Billy walked away from her and sat in the armchair and looked at her standing there barefoot in front of him, the shadow of her crotch winking through the silk nightgown.

“Or you can claim it any time you want, and we could go off then. I’ve got plenty of my own money. I wouldn’t need alimony.”

Billy shook his head. “I don’t buy it. All this shotgun stuff can go to hell.”

“Then you want me to get rid of it?”

“No, I don’t want that. I think you oughta have it.”

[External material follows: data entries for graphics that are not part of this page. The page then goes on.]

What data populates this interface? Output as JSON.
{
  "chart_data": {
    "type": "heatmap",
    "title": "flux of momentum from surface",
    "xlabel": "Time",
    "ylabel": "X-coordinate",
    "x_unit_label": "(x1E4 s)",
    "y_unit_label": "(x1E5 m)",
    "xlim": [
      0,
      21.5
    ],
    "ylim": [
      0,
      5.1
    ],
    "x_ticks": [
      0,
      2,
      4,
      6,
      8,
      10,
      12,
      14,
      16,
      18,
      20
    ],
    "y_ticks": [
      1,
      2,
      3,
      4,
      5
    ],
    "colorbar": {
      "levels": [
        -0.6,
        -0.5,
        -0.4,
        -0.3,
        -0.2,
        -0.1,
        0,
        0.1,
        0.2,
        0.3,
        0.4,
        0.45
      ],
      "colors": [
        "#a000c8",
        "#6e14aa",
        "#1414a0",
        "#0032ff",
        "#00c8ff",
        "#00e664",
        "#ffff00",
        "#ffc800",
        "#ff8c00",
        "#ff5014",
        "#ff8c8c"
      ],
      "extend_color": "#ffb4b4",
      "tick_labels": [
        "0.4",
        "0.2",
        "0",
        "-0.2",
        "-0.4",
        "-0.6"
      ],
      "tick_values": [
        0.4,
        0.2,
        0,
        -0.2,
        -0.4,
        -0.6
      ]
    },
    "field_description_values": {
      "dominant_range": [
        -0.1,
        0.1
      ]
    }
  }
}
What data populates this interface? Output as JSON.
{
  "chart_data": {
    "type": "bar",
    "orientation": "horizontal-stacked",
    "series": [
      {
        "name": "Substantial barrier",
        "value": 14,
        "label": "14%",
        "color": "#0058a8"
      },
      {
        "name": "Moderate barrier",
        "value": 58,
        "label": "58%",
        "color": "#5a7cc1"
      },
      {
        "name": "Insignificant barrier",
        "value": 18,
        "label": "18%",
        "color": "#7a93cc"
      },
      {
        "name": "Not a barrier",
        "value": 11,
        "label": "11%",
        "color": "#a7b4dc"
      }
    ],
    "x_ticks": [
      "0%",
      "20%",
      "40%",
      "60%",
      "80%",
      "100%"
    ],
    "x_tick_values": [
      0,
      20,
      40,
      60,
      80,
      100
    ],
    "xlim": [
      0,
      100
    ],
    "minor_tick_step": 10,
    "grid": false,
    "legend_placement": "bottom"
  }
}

“But you don’t want anything to do with it?”

“I’ll do something.”

“What?”

“I’ll go see it.”

“Like a cocker spaniel? Why shouldn’t I get rid of it?”

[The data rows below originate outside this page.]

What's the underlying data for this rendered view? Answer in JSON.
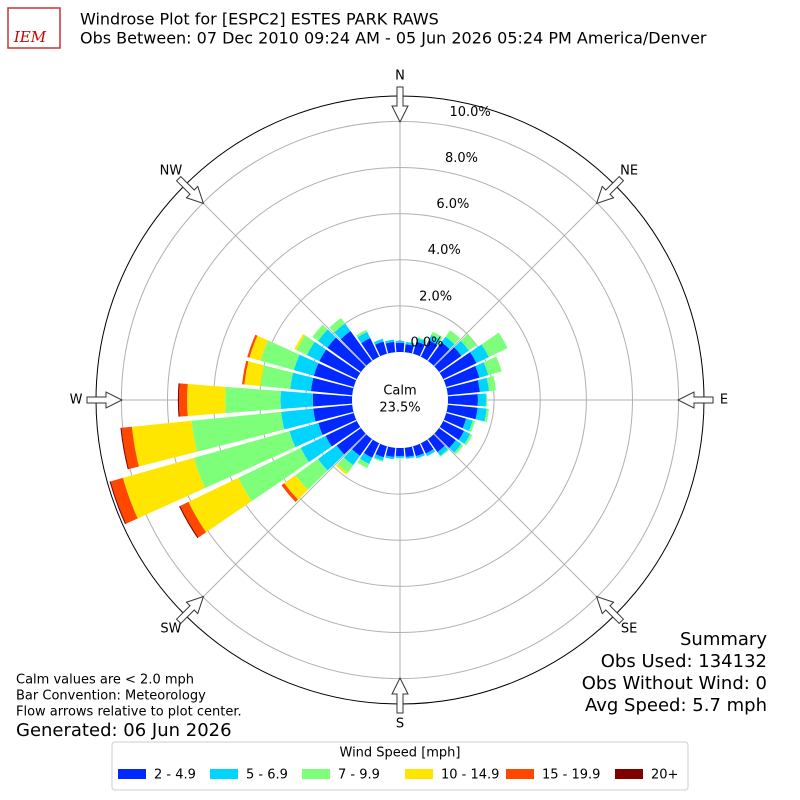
{
  "chart_data": {
    "type": "windrose",
    "logo_text": "IEM",
    "title": "Windrose Plot for [ESPC2] ESTES PARK RAWS",
    "subtitle": "Obs Between: 07 Dec 2010 09:24 AM - 05 Jun 2026 05:24 PM America/Denver",
    "compass_labels": [
      "N",
      "NE",
      "E",
      "SE",
      "S",
      "SW",
      "W",
      "NW"
    ],
    "x": [
      0,
      10,
      20,
      30,
      40,
      50,
      60,
      70,
      80,
      90,
      100,
      110,
      120,
      130,
      140,
      150,
      160,
      170,
      180,
      190,
      200,
      210,
      220,
      230,
      240,
      250,
      260,
      270,
      280,
      290,
      300,
      310,
      320,
      330,
      340,
      350
    ],
    "rlim": [
      0,
      11.1
    ],
    "rticks": [
      {
        "value": 0,
        "label": "0.0%"
      },
      {
        "value": 2,
        "label": "2.0%"
      },
      {
        "value": 4,
        "label": "4.0%"
      },
      {
        "value": 6,
        "label": "6.0%"
      },
      {
        "value": 8,
        "label": "8.0%"
      },
      {
        "value": 10,
        "label": "10.0%"
      }
    ],
    "grid": true,
    "calm_text": "Calm",
    "calm_value": 23.5,
    "calm_value_label": "23.5%",
    "legend_title": "Wind Speed [mph]",
    "series": [
      {
        "name": "2 - 4.9",
        "color": "#0028ff",
        "values": [
          0.4,
          0.35,
          0.55,
          0.8,
          1.0,
          1.2,
          1.6,
          1.5,
          1.4,
          1.3,
          1.3,
          0.9,
          1.0,
          0.9,
          0.7,
          0.5,
          0.45,
          0.4,
          0.35,
          0.4,
          0.5,
          0.7,
          0.9,
          1.3,
          1.5,
          1.6,
          1.7,
          1.7,
          1.8,
          1.8,
          1.8,
          1.8,
          1.6,
          0.9,
          0.55,
          0.45
        ]
      },
      {
        "name": "5 - 6.9",
        "color": "#00d4ff",
        "values": [
          0.08,
          0.1,
          0.15,
          0.25,
          0.3,
          0.4,
          0.6,
          0.4,
          0.4,
          0.35,
          0.4,
          0.3,
          0.3,
          0.3,
          0.2,
          0.12,
          0.1,
          0.08,
          0.08,
          0.1,
          0.15,
          0.3,
          0.5,
          1.0,
          1.2,
          1.3,
          1.4,
          1.4,
          0.9,
          0.9,
          0.6,
          0.5,
          0.4,
          0.3,
          0.12,
          0.1
        ]
      },
      {
        "name": "7 - 9.9",
        "color": "#7dff7a",
        "values": [
          0,
          0,
          0.05,
          0.15,
          0.35,
          0.4,
          0.9,
          0.6,
          0.3,
          0.05,
          0.1,
          0.1,
          0.1,
          0.1,
          0.05,
          0,
          0,
          0,
          0.02,
          0,
          0.05,
          0.2,
          0.4,
          1.2,
          3.0,
          4.3,
          3.9,
          2.4,
          1.3,
          1.5,
          0.5,
          0.3,
          0.3,
          0.1,
          0,
          0
        ]
      },
      {
        "name": "10 - 14.9",
        "color": "#ffe600",
        "values": [
          0,
          0,
          0,
          0,
          0,
          0,
          0,
          0,
          0,
          0,
          0,
          0,
          0,
          0,
          0,
          0,
          0,
          0,
          0,
          0,
          0,
          0,
          0.1,
          0.6,
          2.4,
          3.2,
          2.6,
          1.65,
          0.7,
          0.5,
          0.1,
          0,
          0,
          0,
          0,
          0
        ]
      },
      {
        "name": "15 - 19.9",
        "color": "#ff4700",
        "values": [
          0,
          0,
          0,
          0,
          0,
          0,
          0,
          0,
          0,
          0,
          0,
          0,
          0,
          0,
          0,
          0,
          0,
          0,
          0,
          0,
          0,
          0,
          0,
          0.15,
          0.4,
          0.55,
          0.45,
          0.35,
          0.1,
          0.1,
          0,
          0,
          0,
          0,
          0,
          0
        ]
      },
      {
        "name": "20+",
        "color": "#800000",
        "values": [
          0,
          0,
          0,
          0,
          0,
          0,
          0,
          0,
          0,
          0,
          0,
          0,
          0,
          0,
          0,
          0,
          0,
          0,
          0,
          0,
          0,
          0,
          0,
          0,
          0.05,
          0.05,
          0.05,
          0.05,
          0,
          0,
          0,
          0,
          0,
          0,
          0,
          0
        ]
      }
    ],
    "summary": [
      "Summary",
      "Obs Used: 134132",
      "Obs Without Wind: 0",
      "Avg Speed: 5.7 mph"
    ],
    "notes": [
      "Calm values are < 2.0 mph",
      "Bar Convention: Meteorology",
      "Flow arrows relative to plot center."
    ],
    "generated": "Generated: 06 Jun 2026"
  }
}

“By myself, I don’t want to hurt nobody. If you do it, it’s you and I can’t say don’t. I don’t even want to know about it.”

“That’s as far as you go?”

“If you have it, I’ll say it’s mine.”

“You’ll do that?”

“I’ll do that, yeah.”

“Even if Joe says he’ll shoot you?”

“He shoots me, he’s got big trouble.”

“I didn’t expect this.”

“I’d do it for any kid. You let him into the action, he’s got to know who his old man is.”

“It’s for the kid, not me?”

“Maybe some is for you.”

“Birth certificate, baptism, that whole business?”

“Whatever you want.”

“I really didn’t think you’d do this. You never committed yourself to me on anything. You never even answered my letters.”

“Letters? What the hell am I gonna do, write you letters and have you fix up my spelling?”

“I wouldn’t do that. Oh God, I love you. You’re such a life-bringer, Billy. You’re the real man for me, but you’re the wrong clay.”

“Clay?”

“You can’t be molded. Sex won’t do it and money won’t. Even the idea of a kid wouldn’t. But you did say you’d go along with me. That’s really something.”

“What do you mean the idea of a kid?”

“There’s no kid.”

She was rocking from foot to foot, half-twisting her body, playing with the ends of her hair.

“You did get rid of it.”

“I was never pregnant.” She smiled at Billy.

“Then what, what the hell, what?”

“I needed to know what you felt, Billy. You really think I’m dumb enough to let you knock me up? It’s just that we never talk about things that really matter. This was the first time we ever talked about anything important that wasn’t money or my goddamn husband. I know almost nothing about your life. All I know is I love you more now than I did when you walked in the door. I knew I wanted you even before I met you.”